U.S. Representative Ilhan Omar, Democrat of Minnesota, speaks during a press conference to introduce college affordability legislation outside the U.S. Capitol in Washington, DC, June 24, 2019. /VCG
'Rat and rodent infested mess'
Only a few days after attacking the Congresswomen, Trump hit out at a prominent African-American critic, calling him a "brutal bully" who should concentrate on cleaning up his "disgusting, rat and rodent infested" Baltimore district rather than criticizing the work of U.S. immigration officers on the Mexican border.
Trump's target in a series of early morning tweets was U.S. Representative Elijah Cummings, the Democratic chairman of the House of Representatives Oversight Committee, who has called Trump a racist and sharply criticized his immigration policies.
The attacks came after the committee voted to allow Cummings to issue subpoenas to White House officials, including Trump's daughter Ivanka Trump and son-in-law Jared Kushner, deepening a probe into potential violations of government record-keeping laws.
'Chinese virus'
This year in March, when the world was united in the fight against the coronavirus pandemic, President Trump suddenly flipped from his original praising attitude towards China in handling the coronavirus outbreak, and began to brand the outbreak as the result of a "Chinese virus," as he ramped up accusations that Beijing failed to warn the United States about the virus early on.
At a press conference later, Trump was unapologetic about his choice to refer to COVID-19 as the "Chinese virus," saying that he continues to refer to the virus that way because "it comes from China."
Dr.
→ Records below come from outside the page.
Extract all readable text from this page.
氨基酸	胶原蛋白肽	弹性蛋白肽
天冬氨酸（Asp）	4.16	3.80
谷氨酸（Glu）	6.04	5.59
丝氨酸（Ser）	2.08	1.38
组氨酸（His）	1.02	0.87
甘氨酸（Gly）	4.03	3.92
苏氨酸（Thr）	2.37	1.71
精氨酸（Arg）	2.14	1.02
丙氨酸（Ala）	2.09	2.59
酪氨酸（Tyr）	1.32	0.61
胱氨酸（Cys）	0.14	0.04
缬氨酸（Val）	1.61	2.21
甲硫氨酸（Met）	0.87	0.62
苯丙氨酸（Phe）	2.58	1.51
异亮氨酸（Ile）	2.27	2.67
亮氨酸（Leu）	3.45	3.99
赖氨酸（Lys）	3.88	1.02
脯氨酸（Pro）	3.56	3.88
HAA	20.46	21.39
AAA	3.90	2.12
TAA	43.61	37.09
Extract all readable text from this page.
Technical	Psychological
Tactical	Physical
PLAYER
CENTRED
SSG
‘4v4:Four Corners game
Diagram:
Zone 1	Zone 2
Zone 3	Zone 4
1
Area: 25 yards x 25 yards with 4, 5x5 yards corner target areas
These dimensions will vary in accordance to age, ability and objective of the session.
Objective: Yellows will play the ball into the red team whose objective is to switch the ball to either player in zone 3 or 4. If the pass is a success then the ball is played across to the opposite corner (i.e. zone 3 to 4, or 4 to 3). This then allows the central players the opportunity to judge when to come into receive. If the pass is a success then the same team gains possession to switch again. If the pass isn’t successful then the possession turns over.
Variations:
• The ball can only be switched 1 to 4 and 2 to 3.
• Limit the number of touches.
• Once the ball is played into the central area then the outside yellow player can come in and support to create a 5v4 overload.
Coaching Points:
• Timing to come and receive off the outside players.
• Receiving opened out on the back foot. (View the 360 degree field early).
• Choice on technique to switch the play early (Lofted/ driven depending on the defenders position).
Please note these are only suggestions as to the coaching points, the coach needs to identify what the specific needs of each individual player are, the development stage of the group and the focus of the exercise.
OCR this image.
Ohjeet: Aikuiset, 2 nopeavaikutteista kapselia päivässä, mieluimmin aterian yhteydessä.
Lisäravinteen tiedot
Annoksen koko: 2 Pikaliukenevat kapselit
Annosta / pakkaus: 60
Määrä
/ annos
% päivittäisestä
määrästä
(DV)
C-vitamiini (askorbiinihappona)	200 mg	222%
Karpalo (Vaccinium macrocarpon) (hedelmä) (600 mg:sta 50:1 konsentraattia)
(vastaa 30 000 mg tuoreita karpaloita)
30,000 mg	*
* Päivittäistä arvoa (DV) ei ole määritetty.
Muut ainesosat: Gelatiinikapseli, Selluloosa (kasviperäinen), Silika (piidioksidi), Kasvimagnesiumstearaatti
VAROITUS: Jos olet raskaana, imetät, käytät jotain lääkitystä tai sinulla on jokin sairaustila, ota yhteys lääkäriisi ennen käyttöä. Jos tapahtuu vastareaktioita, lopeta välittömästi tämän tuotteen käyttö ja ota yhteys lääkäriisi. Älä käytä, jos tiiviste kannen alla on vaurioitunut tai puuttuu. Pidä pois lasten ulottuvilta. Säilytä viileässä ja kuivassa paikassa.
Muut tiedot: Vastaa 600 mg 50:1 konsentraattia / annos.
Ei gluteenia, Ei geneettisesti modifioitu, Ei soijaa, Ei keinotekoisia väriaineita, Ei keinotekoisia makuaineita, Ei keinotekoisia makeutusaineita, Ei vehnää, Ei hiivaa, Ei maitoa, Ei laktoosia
Anthony Fauci, the director of the National Institute of Allergy and Infectious Diseases (NIAID), commented on Trump's word of choice by saying "I can't jump in front of the microphone and push him down," added that he has never used the term himself and never will.
Friday night, Trump defended his Twitter response to the death of George Floyd claiming that he didn't know the racially charged history behind the phrase, and tried to clarifying his initial intention of condemning the violence.
But ignorance is not good enough a free-from-jail card in this context. Public opinion is notably influenced and incited by the president's bigotry and racist rhetoric, leading not only to racist rally chanting but also a more divided nation with rising tension between races and growing number of hate crimes.